Читать книгу F l i e h e n d e F a u n e - Jürgen Steinbach - Страница 10
Der glückliche Narr
ОглавлениеAls hätte er sich ein paar Zentimeter auf die Seite geschoben, oder nach oben, oder nach unten, vielleicht auch nur Millimeter, jedenfalls war er und es nicht mehr deckungsgleich. Als ihm danach war zu merken, dass das so war, war es schon zu spät. Für die anderen. Für ihn selbst hätte es nie zu früh sein können, das glaubte er zu wissen. Dass er deswegen ein bisschen wie die anderen gewesen war, hatte ihm zu schaffen gemacht. Am Anfang, als ihm noch nicht danach war zu merken, dass es so war. Aber von nun an schien ihm kein Berg mehr zu flach und kein Wind mehr zu schwach. Mit Beweisen hatte er aufgehört. Seine Schritte hatten kaum mehr noch ein Vorkommen und seine Blicke entsagten allem Schweifen. Die Tage verloren das Hellwerden und die Nächte die Dunkelheit. So war das. Früher, als es noch nicht so war, war Alles scheinbar anders. Da war er Nachahmer gewesen, und sein Begehren vorgelebt. Da hatte er noch ins Ermessliche gezielt, weil ihm ein Maß vorgegeben war. Das war früher.
Und jetzt hätte man, wenn man das Früher gekannt hätte, ihn nicht mehr verstanden. Das lag vielleicht daran, dass er sich unwissender Weise selbst nicht mehr verstand. Und weil das so war, gelang es ihm, seine Verschiebungen zu seinen Gunsten zu leben. Auf einmal, und es schien tatsächlich auf einmal geschehen zu sein, nahm er das Leben nicht mehr wahr. Das heißt, das, was ihm Leben war, bekam eine neue, ihm völlig fremde Dimension – gleichsam ohne es hinterfragen zu müssen, musste es nicht mehr wahr sein. Und das war das Schöne daran. Alles, was ihm bis dahin quälerisch und schwer vorgekommen war, bekam etwas Leichtes, Schwebendes, Aus-der-Luft-Gegriffenes. War ihm immer gewesen, als ob er gar nicht anders konnte, erfuhr er das Jetzt fast als ein Wunder. So wie man sich wundert, wenn etwas Böses plötzlich gut wird oder etwas Unreines rein oder etwas Schales prickelnd oder etwas Wehtuendes angenehm.

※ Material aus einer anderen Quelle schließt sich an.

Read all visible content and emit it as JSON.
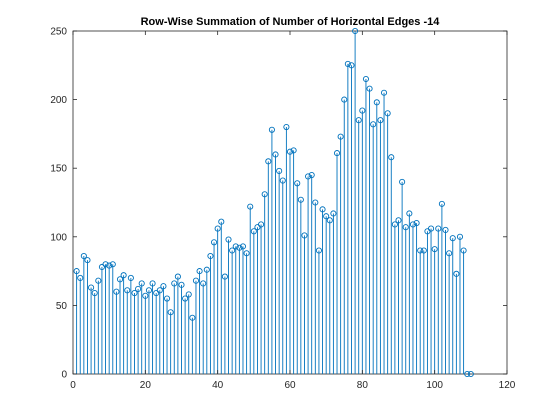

Es fing damit an, dass er aufwachte und sich zwar wahrnehmen konnte. So wahr zu nehmen, wie er plötzlich war, hatte er sich aber nie getraut. Woher dieser Mut kam, wollte er gar nicht mehr wissen. Natürlich musste ihm das fragwürdig vorkommen. Aber genau diesen Gedanken denken zu brauchen, brauchte ihn nicht mehr zu kümmern. Denn die Versuchung, sie als solche anzunehmen, gewann ihren ursprünglichen Charakter, so als sei ihr nichts mehr bewusster, als ihr endlich zu erliegen.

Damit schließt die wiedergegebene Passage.